Prior to joining the Institute, Gardner led efforts at The Institute for Genomic Research (TIGR; now the J Craig Venter Institute) to sequence the genomes of the human malaria parasite Plasmodium falciparum, the related cattle parasite Theileria parva, and the human pathogenic fungus Coccidioides posadasii. He is now directing his efforts toward hypothesis-driven research using a mixture of molecular, biochemical, cell biological, and high throughput approaches including genomics, functional genomics, proteomics and bioinformatics. His areas of research include:
- Systems vaccinology: An effective malaria vaccine that protects both children and adults will be a critical tool for malaria eradication. Recent field trials in Africa of an experimental vaccine have been very encouraging, but vaccine development is a long, laborious process. Other malaria vaccines are being studied in both animal models and in clinical trials. Gardner, in collaboration with the Aderem Lab and others, is employing systems biological approaches to analyze immune responses and gene expression patterns induced by vaccination that can predict protective efficacy and guide further research to produce more effective next-generation malaria vaccines.

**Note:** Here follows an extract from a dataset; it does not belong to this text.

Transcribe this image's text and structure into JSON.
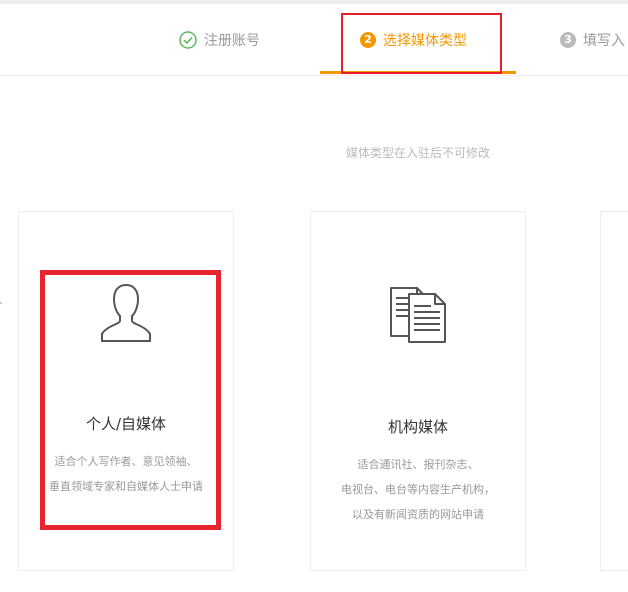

- Identification and characterization of novel antigens in Plasmodium and other intracellular pathogens: While the P. falciparum genome sequence has been instrumental for the identification of new drug targets, less progress has been made towards the identification of novel vaccine antigens, in part due to the lack of high throughput in vitro systems for the identification of antigens that are targets of protective humoral or cellular immune responses. Gardner is collaborating with Seattle BioMed's Ruobing Wang, Ph.D., and Antigen Discovery, Inc. to develop new "genomes-to-antigens" methodology to enable faster identification of antigens from the human malaria parasites Plasmodium falciparum and Plasmodium vivax.
- Function of the apicoplast in the malaria parasite and related organisms: The malaria parasite Plasmodium and related parasites such as Toxoplasma and Theileria contain an organelle called the apicoplast, a plastid-like structure left over from an ancient secondary endosymbiotic event. Many studies have shown that the apicoplast is required for parasite replication and that malaria parasites can be killed by drugs that inhibit apicoplast functions. Gardner is combining comparative genomics with laboratory studies to investigate the functions of apicoplast proteins in order to identify and validate new drug targets. His lab recently completed biochemical analyses of an apicoplast tRNA synthetase that is needed for protein biosynthesis.
- Plasmodium genomics and bioinformatics
- Systems vaccinology to identify early immune responses that correlate with and predict immunogenicity and protection in clinical trials of candidate malaria vaccines
- Identification of antigens for malaria vaccines and diagnostics
- Function of the apicoplast in Plasmodium and related parasites
- Identification and validation of novel drug targets
Gardner's research is currently supported by funding from PATH/MVI and Seattle BioMed.